Cette proposition de loi de la députée d’opposition Albane Gaillot (non-inscrite), soutenue par la majorité parlementaire, vise à répondre à des difficultés d’accès à l’IVG dans certains départements et permettre aux 2 000 femmes conduites chaque année à se rendre à l’étranger faute de pouvoir avorter en France.
Rappelons néanmoins, que lors du précédent allongement de 10 à 12 semaines, on observait des chiffres comparables…
« Un jour important pour la santé sexuelle et reproductive »
Le texte avait suscité une vive opposition d’une partie de la droite parlementaire et dans un entretien au magazine Elle, Valérie Pécresse avait déploré « une fuite en avant qui détourne le regard du vrai problème : l’accès aux centres d’IVG, l’absence de gynécologues et de sages-femmes (…) ».
Même dans la majorité, la loi ne faisait pas consensus, et Emmanuel Macron, aurait pu exprimer des réserves. Explicitant son opposition, il avait estimé que « des délais supplémentaires ne sont pas neutres sur le traumatisme d’une femme ». Il avait ajouté cependant « respecter la liberté des parlementaires ».

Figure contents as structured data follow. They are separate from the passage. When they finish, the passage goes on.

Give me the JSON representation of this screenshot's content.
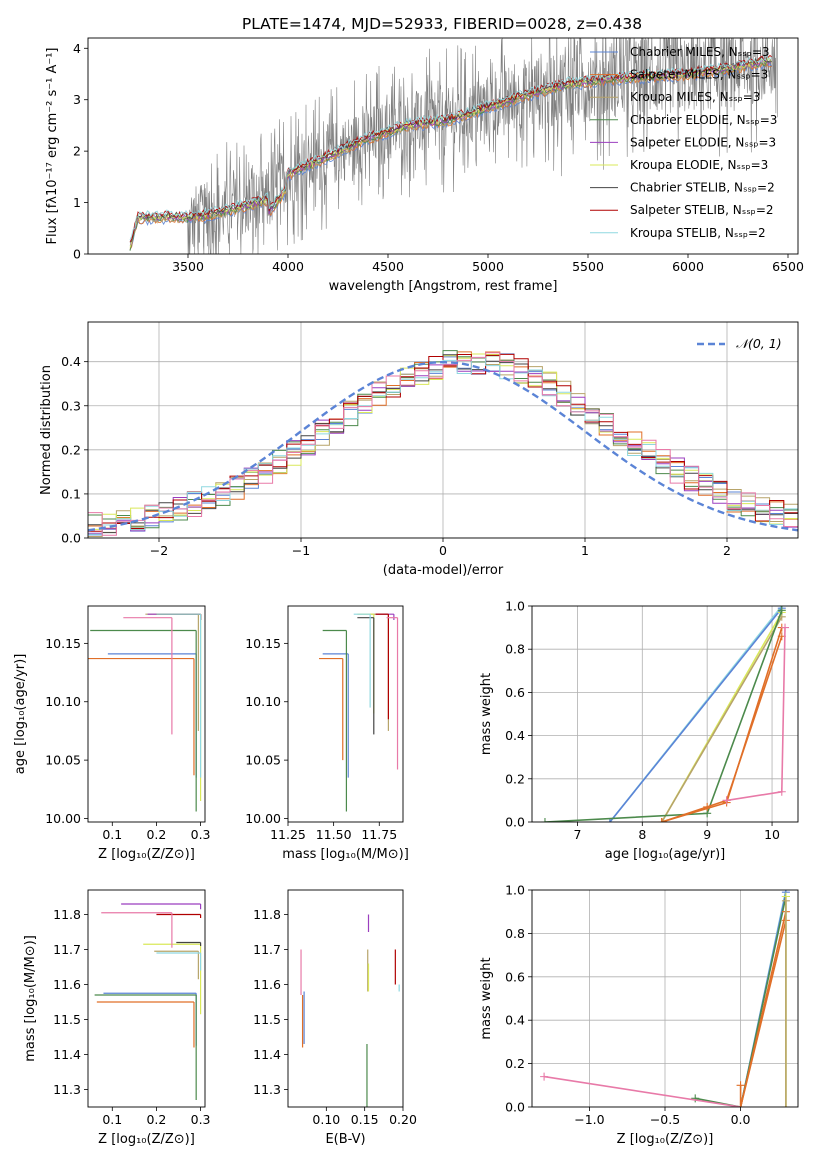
{
  "figure": {
    "title": "PLATE=1474, MJD=52933, FIBERID=0028, z=0.438",
    "series_colors": [
      "#5b84d6",
      "#e06f28",
      "#b7a46a",
      "#4c8a4c",
      "#9b3fbf",
      "#d9e85a",
      "#444444",
      "#b00000",
      "#8fd8e0"
    ],
    "extra_colors": {
      "pink": "#e87aa8",
      "fit": "#ee7733",
      "gray": "#7f7f7f",
      "dashed": "#5b84d6"
    }
  },
  "chart_data": [
    {
      "id": "spectrum",
      "type": "line",
      "title": "PLATE=1474, MJD=52933, FIBERID=0028, z=0.438",
      "xlabel": "wavelength [Angstrom, rest frame]",
      "ylabel": "Flux [fλ10⁻¹⁷ erg cm⁻² s⁻¹ A⁻¹]",
      "xlim": [
        3000,
        6550
      ],
      "ylim": [
        0,
        4.2
      ],
      "xticks": [
        3500,
        4000,
        4500,
        5000,
        5500,
        6000,
        6500
      ],
      "yticks": [
        0,
        1,
        2,
        3,
        4
      ],
      "legend_position": "top-right",
      "legend": [
        "Chabrier MILES, Nₛₛₚ=3",
        "Salpeter MILES, Nₛₛₚ=3",
        "Kroupa MILES, Nₛₛₚ=3",
        "Chabrier ELODIE, Nₛₛₚ=3",
        "Salpeter ELODIE, Nₛₛₚ=3",
        "Kroupa ELODIE, Nₛₛₚ=3",
        "Chabrier STELIB, Nₛₛₚ=2",
        "Salpeter STELIB, Nₛₛₚ=2",
        "Kroupa STELIB, Nₛₛₚ=2"
      ],
      "continuum": {
        "x": [
          3200,
          3250,
          3400,
          3500,
          3600,
          3800,
          3900,
          4000,
          4200,
          4400,
          4600,
          4800,
          5000,
          5200,
          5400,
          5600,
          5800,
          6000,
          6200,
          6400
        ],
        "y": [
          0,
          0.7,
          0.72,
          0.7,
          0.75,
          0.95,
          1.05,
          1.55,
          1.9,
          2.25,
          2.5,
          2.6,
          2.85,
          3.1,
          3.3,
          3.4,
          3.45,
          3.5,
          3.6,
          3.75
        ]
      },
      "noise_start": 3500,
      "noise_end": 6450
    },
    {
      "id": "residuals",
      "type": "histogram",
      "xlabel": "(data-model)/error",
      "ylabel": "Normed distribution",
      "xlim": [
        -2.5,
        2.5
      ],
      "ylim": [
        0,
        0.49
      ],
      "xticks": [
        -2,
        -1,
        0,
        1,
        2
      ],
      "yticks": [
        0,
        0.1,
        0.2,
        0.3,
        0.4
      ],
      "grid": true,
      "legend_position": "top-right",
      "legend": [
        "𝒩(0, 1)"
      ],
      "bin_width": 0.1,
      "bins_start": -2.5,
      "profile_center": 0.2,
      "profile_sigma": 1.0,
      "profile_peak": 0.38
    },
    {
      "id": "age_vs_Z",
      "type": "scatter",
      "xlabel": "Z [log₁₀(Z/Z⊙)]",
      "ylabel": "age  [log₁₀(age/yr)]",
      "xlim": [
        0.045,
        0.31
      ],
      "ylim": [
        9.997,
        10.182
      ],
      "xticks": [
        0.1,
        0.2,
        0.3
      ],
      "yticks": [
        10.0,
        10.05,
        10.1,
        10.15
      ],
      "points": [
        {
          "x": 0.29,
          "y": 10.141,
          "xerr": 0.2,
          "yerr": 0.106,
          "c": 0
        },
        {
          "x": 0.285,
          "y": 10.137,
          "xerr": 0.24,
          "yerr": 0.1,
          "c": 1
        },
        {
          "x": 0.295,
          "y": 10.175,
          "xerr": 0.12,
          "yerr": 0.1,
          "c": 2
        },
        {
          "x": 0.29,
          "y": 10.161,
          "xerr": 0.24,
          "yerr": 0.155,
          "c": 3
        },
        {
          "x": 0.3,
          "y": 10.175,
          "xerr": 0.12,
          "yerr": 0.005,
          "c": 4
        },
        {
          "x": 0.3,
          "y": 10.175,
          "xerr": 0.1,
          "yerr": 0.16,
          "c": 5
        },
        {
          "x": 0.3,
          "y": 10.175,
          "xerr": 0.1,
          "yerr": 0.005,
          "c": 6
        },
        {
          "x": 0.3,
          "y": 10.175,
          "xerr": 0.1,
          "yerr": 0.005,
          "c": 7
        },
        {
          "x": 0.3,
          "y": 10.175,
          "xerr": 0.1,
          "yerr": 0.14,
          "c": 8
        },
        {
          "x": 0.235,
          "y": 10.172,
          "xerr": 0.11,
          "yerr": 0.1,
          "c": 9
        }
      ]
    },
    {
      "id": "age_vs_mass",
      "type": "scatter",
      "xlabel": "mass [log₁₀(M/M⊙)]",
      "ylabel": "",
      "xlim": [
        11.25,
        11.88
      ],
      "ylim": [
        9.997,
        10.182
      ],
      "xticks": [
        11.25,
        11.5,
        11.75
      ],
      "yticks": [
        10.0,
        10.05,
        10.1,
        10.15
      ],
      "points": [
        {
          "x": 11.58,
          "y": 10.141,
          "xerr": 0.14,
          "yerr": 0.106,
          "c": 0
        },
        {
          "x": 11.55,
          "y": 10.137,
          "xerr": 0.13,
          "yerr": 0.087,
          "c": 1
        },
        {
          "x": 11.8,
          "y": 10.175,
          "xerr": 0.1,
          "yerr": 0.1,
          "c": 2
        },
        {
          "x": 11.57,
          "y": 10.161,
          "xerr": 0.13,
          "yerr": 0.155,
          "c": 3
        },
        {
          "x": 11.83,
          "y": 10.175,
          "xerr": 0.1,
          "yerr": 0.005,
          "c": 4
        },
        {
          "x": 11.72,
          "y": 10.175,
          "xerr": 0.09,
          "yerr": 0.085,
          "c": 5
        },
        {
          "x": 11.72,
          "y": 10.172,
          "xerr": 0.09,
          "yerr": 0.1,
          "c": 6
        },
        {
          "x": 11.8,
          "y": 10.175,
          "xerr": 0.07,
          "yerr": 0.09,
          "c": 7
        },
        {
          "x": 11.7,
          "y": 10.175,
          "xerr": 0.09,
          "yerr": 0.08,
          "c": 8
        },
        {
          "x": 11.85,
          "y": 10.172,
          "xerr": 0.06,
          "yerr": 0.13,
          "c": 9
        }
      ]
    },
    {
      "id": "mass_weight_vs_age",
      "type": "line",
      "xlabel": "age  [log₁₀(age/yr)]",
      "ylabel": "mass weight",
      "xlim": [
        6.3,
        10.4
      ],
      "ylim": [
        0,
        1.0
      ],
      "xticks": [
        7,
        8,
        9,
        10
      ],
      "yticks": [
        0.0,
        0.2,
        0.4,
        0.6,
        0.8,
        1.0
      ],
      "grid": true,
      "series": [
        {
          "x": [
            7.5,
            10.15
          ],
          "y": [
            0.0,
            1.0
          ],
          "c": 8
        },
        {
          "x": [
            7.5,
            10.15
          ],
          "y": [
            0.0,
            0.99
          ],
          "c": 0
        },
        {
          "x": [
            8.3,
            10.15
          ],
          "y": [
            0.0,
            0.97
          ],
          "c": 5
        },
        {
          "x": [
            8.3,
            10.15
          ],
          "y": [
            0.0,
            0.95
          ],
          "c": 2
        },
        {
          "x": [
            6.5,
            9.0,
            10.15
          ],
          "y": [
            0.0,
            0.04,
            0.98
          ],
          "c": 3
        },
        {
          "x": [
            8.3,
            9.3,
            10.15
          ],
          "y": [
            0.0,
            0.09,
            0.9
          ],
          "c": 1
        },
        {
          "x": [
            8.3,
            9.0,
            9.3,
            10.15
          ],
          "y": [
            0.0,
            0.07,
            0.1,
            0.86
          ],
          "c": 1
        },
        {
          "x": [
            9.3,
            10.15,
            10.2
          ],
          "y": [
            0.1,
            0.14,
            0.9
          ],
          "c": 9
        }
      ]
    },
    {
      "id": "mass_vs_Z",
      "type": "scatter",
      "xlabel": "Z [log₁₀(Z/Z⊙)]",
      "ylabel": "mass [log₁₀(M/M⊙)]",
      "xlim": [
        0.045,
        0.31
      ],
      "ylim": [
        11.25,
        11.87
      ],
      "xticks": [
        0.1,
        0.2,
        0.3
      ],
      "yticks": [
        11.3,
        11.4,
        11.5,
        11.6,
        11.7,
        11.8
      ],
      "points": [
        {
          "x": 0.29,
          "y": 11.575,
          "xerr": 0.21,
          "yerr": 0.15,
          "c": 0
        },
        {
          "x": 0.285,
          "y": 11.55,
          "xerr": 0.22,
          "yerr": 0.13,
          "c": 1
        },
        {
          "x": 0.295,
          "y": 11.695,
          "xerr": 0.1,
          "yerr": 0.08,
          "c": 2
        },
        {
          "x": 0.29,
          "y": 11.57,
          "xerr": 0.23,
          "yerr": 0.3,
          "c": 3
        },
        {
          "x": 0.3,
          "y": 11.83,
          "xerr": 0.18,
          "yerr": 0.015,
          "c": 4
        },
        {
          "x": 0.3,
          "y": 11.715,
          "xerr": 0.13,
          "yerr": 0.2,
          "c": 5
        },
        {
          "x": 0.3,
          "y": 11.72,
          "xerr": 0.055,
          "yerr": 0.01,
          "c": 6
        },
        {
          "x": 0.3,
          "y": 11.8,
          "xerr": 0.1,
          "yerr": 0.01,
          "c": 7
        },
        {
          "x": 0.3,
          "y": 11.69,
          "xerr": 0.1,
          "yerr": 0.05,
          "c": 8
        },
        {
          "x": 0.235,
          "y": 11.805,
          "xerr": 0.16,
          "yerr": 0.1,
          "c": 9
        }
      ]
    },
    {
      "id": "mass_vs_ebv",
      "type": "scatter",
      "xlabel": "E(B-V)",
      "ylabel": "",
      "xlim": [
        0.05,
        0.2
      ],
      "ylim": [
        11.25,
        11.87
      ],
      "xticks": [
        0.1,
        0.15,
        0.2
      ],
      "yticks": [
        11.3,
        11.4,
        11.5,
        11.6,
        11.7,
        11.8
      ],
      "points": [
        {
          "x": 0.071,
          "y": 11.58,
          "yerr": 0.15,
          "c": 0
        },
        {
          "x": 0.069,
          "y": 11.57,
          "yerr": 0.15,
          "c": 1
        },
        {
          "x": 0.154,
          "y": 11.7,
          "yerr": 0.12,
          "c": 2
        },
        {
          "x": 0.153,
          "y": 11.43,
          "yerr": 0.18,
          "c": 3
        },
        {
          "x": 0.155,
          "y": 11.8,
          "yerr": 0.05,
          "c": 4
        },
        {
          "x": 0.155,
          "y": 11.66,
          "yerr": 0.08,
          "c": 5
        },
        {
          "x": 0.19,
          "y": 11.7,
          "yerr": 0.1,
          "c": 7
        },
        {
          "x": 0.195,
          "y": 11.6,
          "yerr": 0.02,
          "c": 8
        },
        {
          "x": 0.067,
          "y": 11.7,
          "yerr": 0.13,
          "c": 9
        }
      ]
    },
    {
      "id": "mass_weight_vs_Z",
      "type": "line",
      "xlabel": "Z [log₁₀(Z/Z⊙)]",
      "ylabel": "mass weight",
      "xlim": [
        -1.38,
        0.38
      ],
      "ylim": [
        0,
        1.0
      ],
      "xticks": [
        -1.0,
        -0.5,
        0.0
      ],
      "yticks": [
        0.0,
        0.2,
        0.4,
        0.6,
        0.8,
        1.0
      ],
      "grid": true,
      "series": [
        {
          "x": [
            0.0,
            0.3
          ],
          "y": [
            0.0,
            1.0
          ],
          "c": 8
        },
        {
          "x": [
            0.0,
            0.3
          ],
          "y": [
            0.0,
            0.99
          ],
          "c": 0
        },
        {
          "x": [
            0.0,
            0.3
          ],
          "y": [
            0.0,
            0.97
          ],
          "c": 3
        },
        {
          "x": [
            0.0,
            0.3
          ],
          "y": [
            0.0,
            0.9
          ],
          "c": 1
        },
        {
          "x": [
            0.0,
            0.3
          ],
          "y": [
            0.0,
            0.86
          ],
          "c": 1
        },
        {
          "x": [
            -0.3,
            0.0
          ],
          "y": [
            0.04,
            0.0
          ],
          "c": 3
        },
        {
          "x": [
            -1.3,
            0.0
          ],
          "y": [
            0.14,
            0.0
          ],
          "c": 9
        },
        {
          "x": [
            0.3,
            0.3
          ],
          "y": [
            0.0,
            0.97
          ],
          "c": 5
        },
        {
          "x": [
            0.3,
            0.3
          ],
          "y": [
            0.0,
            0.95
          ],
          "c": 2
        },
        {
          "x": [
            0.0,
            0.0
          ],
          "y": [
            0.0,
            0.1
          ],
          "c": 1
        }
      ]
    }
  ]
}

Ces propos lui avaient valu des critiques de la part des défenseurs des droits des femmes et c'est finalement Christophe Castaner, patron des députés LREM qui décida de reprendre la proposition de loi pour le compte de son groupe à l’Assemblée nationale.
La proposition de loi prévoit également d’étendre la pratique de l’IVG instrumentale aux sages-femmes. « Plus nombreuses que les médecins en France, elles peuvent déjà pratiquer les IVG par voie médicamenteuse depuis 2016 », explique Mme Gaillot.
Initialement, le texte prévoyait de supprimer la « clause de conscience spécifique » permettant aux médecins de refuser de pratiquer un avortement. Mais le ministre de la santé, Olivier Véran, pourtant favorable à titre personnel à l’allongement du délai de l’IVG, avait fait du maintien de cette clause de conscience un préalable à l’adoption du texte.
C'est « un jour important pour la santé sexuelle et reproductive, et un jour important pour la santé des femmes », a-t-il aussi proclamé après le vote évoquant « un combat pour l'émancipation des femmes ».
Olivier Véran avait étayé son opinion favorable à ce texte sur l'avis du Comité consultatif national d'éthique qui avait estimé que l'allongement de deux semaines du délai de l'IVG n'était pas contraire à l'éthique.
Soulignons qu’au contraire le CNGOF (Collège national des gynécologues et obstétriciens français) s’était opposé à cette évolution.
Complications pour les femmes, dilacération des fœtus, problèmes logistiques et risque de refus de certains médecins
Dans un communiqué publié le 12 octobre 2020, il rappelait, à 12 semaines de grossesse, « une aspiration du contenu utérin est encore possible ». A 14 semaines, « il est nécessaire de dilater davantage le col utérin au risque de créer des lésions définitives, pouvant être responsables d’accouchements prématurés ultérieurs. Les gestes nécessaires au-delà de 12 semaines peuvent donc être sources de complications pour les femmes et leur pénibilité pourrait entraîner une désaffection des professionnels de santé qui les réalisent aujourd’hui ».
Dans Marianne, début 2021, Israël Nisand précisait : « d’un point de vue médical (…) je suis opposé à une mesure qui ne va pas, loin s’en faut, dans le sens de l’amélioration des soins aux patientes. Les publications scientifiques n’ont pas investigué le lien entre IVG tardive et accouchement prématuré. Cette absence de recherche sur le sujet ne veut pas dire qu’il n’y a pas d’effet délétère. Nous le redoutons ». Concernant le fœtus, il soulignait « à ce stade de la grossesse, la taille du fœtus impose sa dilacération », ce qui pourrait susciter le refus de pratiquer cet acte par certains obstétriciens.
Ce matin, sur les ondes de sud-radio, le Pr Aubert Agostini appuyait « le gros problème qui va arriver est que rien n’est prévu pour équiper les centres qui vont prendre en charge ces patientes. La loi va s’appliquer très rapidement. Mais dans mon service, dans l’état actuel, personne ne sait faire ce genre de geste. C’est malhonnête pour nos patientes, cela va être de la maltraitance ».
Rappelons qu’en novembre 2020 une enquête conduite sur notre site avait montré que 62 % de nos lecteurs étaient hostiles à cette réforme.